Но постоянно находились какие-то ревнители расы или мстители за родительские обиды из параллельных и старших классов, которые, обеспечив себе превалирующее большинство, в туалете на перемене или во дворе, после школы, объясняли, кто я такой. То есть я отчетливо понимал, что бьют меня не просто так, мне всегда давали понять, что бьют меня за то, что еврей. Что означало только одно: меня считают посторонним, не вполне кондиционным, потому что мои папа и мама – евреи, и это постыдно.

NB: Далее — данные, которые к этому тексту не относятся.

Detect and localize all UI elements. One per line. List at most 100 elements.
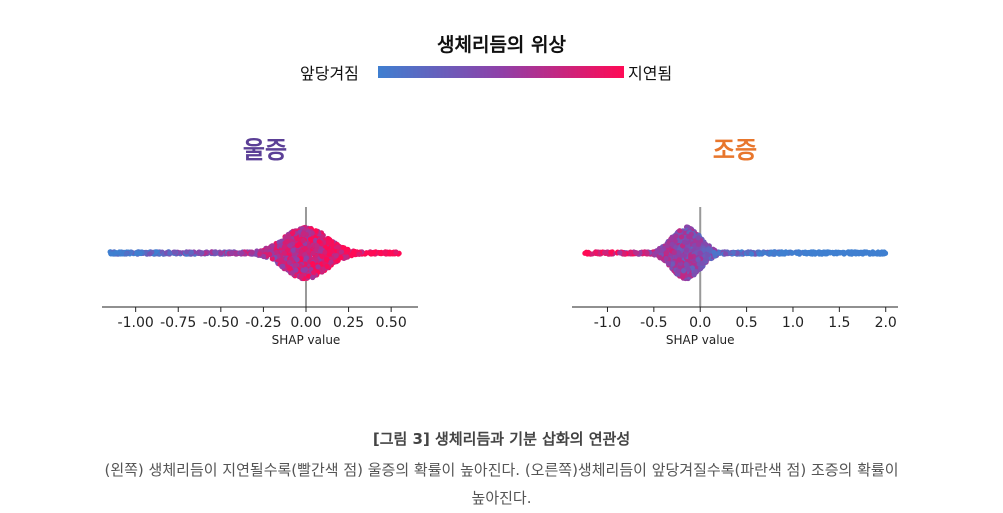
data-point	[269, 243, 275, 249]
data-point	[278, 257, 284, 263]
data-point	[859, 249, 865, 256]
x-tick-label: -1.00	[118, 315, 154, 331]
data-point	[324, 263, 330, 270]
data-point	[123, 251, 129, 257]
data-point	[617, 250, 623, 256]
data-point	[319, 253, 325, 259]
data-point	[663, 255, 669, 261]
data-point	[338, 255, 344, 261]
x-tick-label: -0.75	[160, 315, 196, 331]
data-point	[290, 230, 296, 236]
data-point	[634, 250, 640, 256]
data-point	[287, 243, 293, 249]
data-point	[260, 253, 267, 260]
data-point	[212, 249, 218, 255]
data-point	[294, 235, 300, 241]
chart-title-mania: 조증	[712, 136, 758, 164]
data-point	[691, 243, 698, 249]
data-point	[249, 249, 255, 255]
data-point	[393, 249, 399, 255]
data-point	[695, 235, 701, 241]
data-point	[695, 257, 701, 263]
data-point	[795, 250, 801, 256]
data-point	[757, 251, 763, 257]
data-point	[767, 250, 773, 257]
data-point	[789, 250, 795, 256]
data-point	[356, 251, 362, 257]
data-point	[281, 244, 288, 250]
x-tick-label: 0.00	[290, 315, 321, 331]
figure-caption-body: (왼쪽) 생체리듬이 지연될수록(빨간색 점) 울증의 확률이 높아진다. (오…	[0, 456, 1003, 512]
data-point	[678, 234, 685, 240]
data-point	[673, 233, 679, 239]
x-tick-label: 0.0	[689, 315, 711, 331]
data-point	[608, 249, 614, 255]
data-point	[335, 244, 341, 250]
x-axis-label: SHAP value	[272, 333, 341, 347]
data-point	[657, 255, 663, 261]
data-point	[664, 250, 670, 256]
color-legend: 앞당겨짐 지연됨	[0, 60, 1003, 84]
data-point	[343, 247, 350, 253]
data-point	[338, 249, 345, 255]
data-point	[311, 270, 317, 276]
data-point	[683, 261, 689, 267]
data-point	[307, 236, 314, 242]
figure-caption-title: [그림 3] 생체리듬과 기분 삽화의 연관성	[372, 430, 631, 448]
data-point	[817, 250, 823, 256]
data-point	[803, 249, 810, 256]
data-point	[675, 249, 682, 256]
beeswarm-chart-mania: -1.0 -0.5 0.0 0.5 1.0 1.5 2.0 SHAP value	[572, 207, 898, 347]
data-point	[267, 251, 273, 257]
data-point	[676, 257, 682, 263]
data-point	[691, 272, 697, 278]
data-point	[683, 247, 690, 253]
data-point	[841, 249, 847, 255]
data-point	[669, 261, 675, 267]
data-point	[290, 247, 296, 253]
data-point	[315, 264, 321, 270]
data-point	[628, 249, 634, 255]
data-point	[686, 233, 692, 240]
legend-low-label: 앞당겨짐	[300, 64, 359, 83]
data-point	[108, 251, 114, 257]
data-point	[705, 247, 711, 253]
data-point	[368, 250, 374, 257]
data-point	[689, 265, 696, 271]
x-axis-label: SHAP value	[666, 333, 735, 347]
data-point	[228, 250, 235, 256]
data-point	[654, 249, 660, 255]
data-point	[152, 249, 159, 255]
legend-title: 생체리듬의 위상	[437, 34, 566, 56]
data-point	[171, 249, 177, 255]
data-point	[128, 249, 134, 255]
data-point	[699, 260, 706, 266]
data-point	[316, 239, 322, 245]
x-tick-label: -0.25	[245, 315, 281, 331]
data-point	[659, 247, 665, 254]
data-point	[846, 249, 852, 255]
data-point	[257, 251, 263, 257]
data-point	[309, 274, 316, 281]
data-point	[675, 268, 681, 274]
beeswarm-chart-depression: -1.00 -0.75 -0.50 -0.25 0.00 0.25 0.50 SHAP val…	[102, 207, 418, 347]
data-point	[748, 251, 755, 257]
caption-line-2: 높아진다.	[471, 489, 532, 507]
data-point	[771, 251, 777, 257]
data-point	[695, 241, 702, 247]
data-point	[827, 250, 833, 256]
data-point	[677, 228, 683, 234]
data-point	[665, 260, 672, 267]
data-point	[621, 251, 627, 257]
data-point	[811, 250, 817, 257]
data-point	[303, 255, 310, 261]
caption-line-1: (왼쪽) 생체리듬이 지연될수록(빨간색 점) 울증의 확률이 높아진다. (오…	[104, 461, 899, 479]
chart-title-depression: 울증	[242, 136, 288, 164]
data-point	[286, 233, 292, 239]
data-point	[669, 241, 675, 247]
data-point	[703, 256, 709, 262]
data-point	[292, 262, 299, 269]
data-point	[872, 251, 878, 257]
x-tick-label: 1.0	[782, 315, 804, 331]
data-point	[233, 251, 239, 257]
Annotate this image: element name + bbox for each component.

По этой же причине я не обсуждал своих проблем с родителями, мне было неловко: неловко за себя, неловко за них. Так как, повторю, не язык, культура или религия делали меня чужим, мне пришлось осознать, что меня считают позорно иным, только потому, что я – слабый, и вообще евреи - слабые. Мол, потому они, еврейчики, и развивают свой ум, что иначе никак не могут компенсировать свою слабость, которая в том грубом мире, в котором проходила мое детство в конце 50-х годов на Малой Охте, считалась главным пороком.

Увы, я должен был согласиться, определенная правота здесь присутствовала. Я действительно (по крайней мере, до девятого класса) был слабее своих сверстников, мои интеллигентные родители, их знакомые из нашего дома, дома институтского, построенного научно-исследовательским институтом, в котором работал мой отец, были менее грубые, чем почти все остальное окружение. И это было так очевидно, что не требовало других доказательств. Да, грубость – это очень наивная манифестация силы, причем силы именно физической, я это понимал и в детстве. Но я не видел никаких других отличий между собой и своей семьей и всеми остальными, кто жил рядом со мной на Новочеркасском проспекте между Большеохтинским мостом и новым, тогда еще только строящимся мостом Александра Невского.

Ну, то есть были какие-то отличия, но вполне несущественные. У нас не было телевизора. Не потому, что не хватало на него денег, а потому что моя мама боялась, что телевизор отвлечет меня от чтения.